Tony Servies said...


EID stamps have been produced for a number of years using the same basic design. The stamps have different denominations on them, depending on the first class rate in the year in which they are being offered.

From something I read in a recent Linn's stamp article, the EID stamp is being re-designed/re-issued. I believe this is the Sept. 23rd date of which you speak. My best guess is that the EID stamps you purchased are the current design, and not the design due out Sept. 23rd.
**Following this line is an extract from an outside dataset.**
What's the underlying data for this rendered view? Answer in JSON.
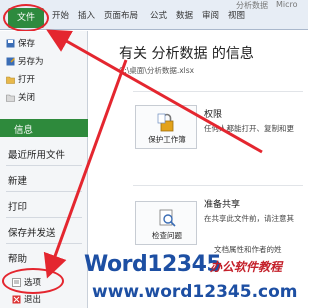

You might want to go to the USPS web site ( and visit their stamp store. See if the design of your stamps exactly matches the ones due Sept 23rd. If not, I would tend to think they are the current issue.

Rob Hardy said...

You may well be right. On closer examination, I cannot find, however, this stamp on the Post Office website, not even as an upcoming release. It is a 44 cent stamp, so surely it's this year's.

The postmistress at the little town I got them from pulled them out of an envelope that had just been mailed to her, one that she opened in front of me, so I suspect they are new.


Tony Servies said...

If they are new, the only proof that they were issued early is to get them postmarked. You could create some letters, use the stamps, and then mail them. That would serve as documented proof as an Earliest Known Issue.

Tony Servies said...


After further research, I do believe you received stamps prior to their first day of issue. The USPS's "New Stamp Issues - 2009" publication indicates that the 44-cent EID stamp will be issued on Sept. 3rd (note, not Sept. 23rd as listed in your initial post). This would explain why your post office staff received them in an envelope about a week ago. You might want to send a few of them on an envelope to yourself, strictly for the novelty of it. But you must do it ASAP ... after Sept. 3rd, you will have no proof that you purchased them prior to their official first day of issue. By the way, EKU stamps for modern day issues, are not particularly valuable, as this happens with some frequency. But it clearly will be of interest to EKU collectors, and it is obviously a conversation piece.

If you have an opportunity to put one of the stamps on an empty envelope, and mail it to me prior to Sept 3rd, I would appreciate it. You can find my address on the right side of the page under the heading "How You Can Help".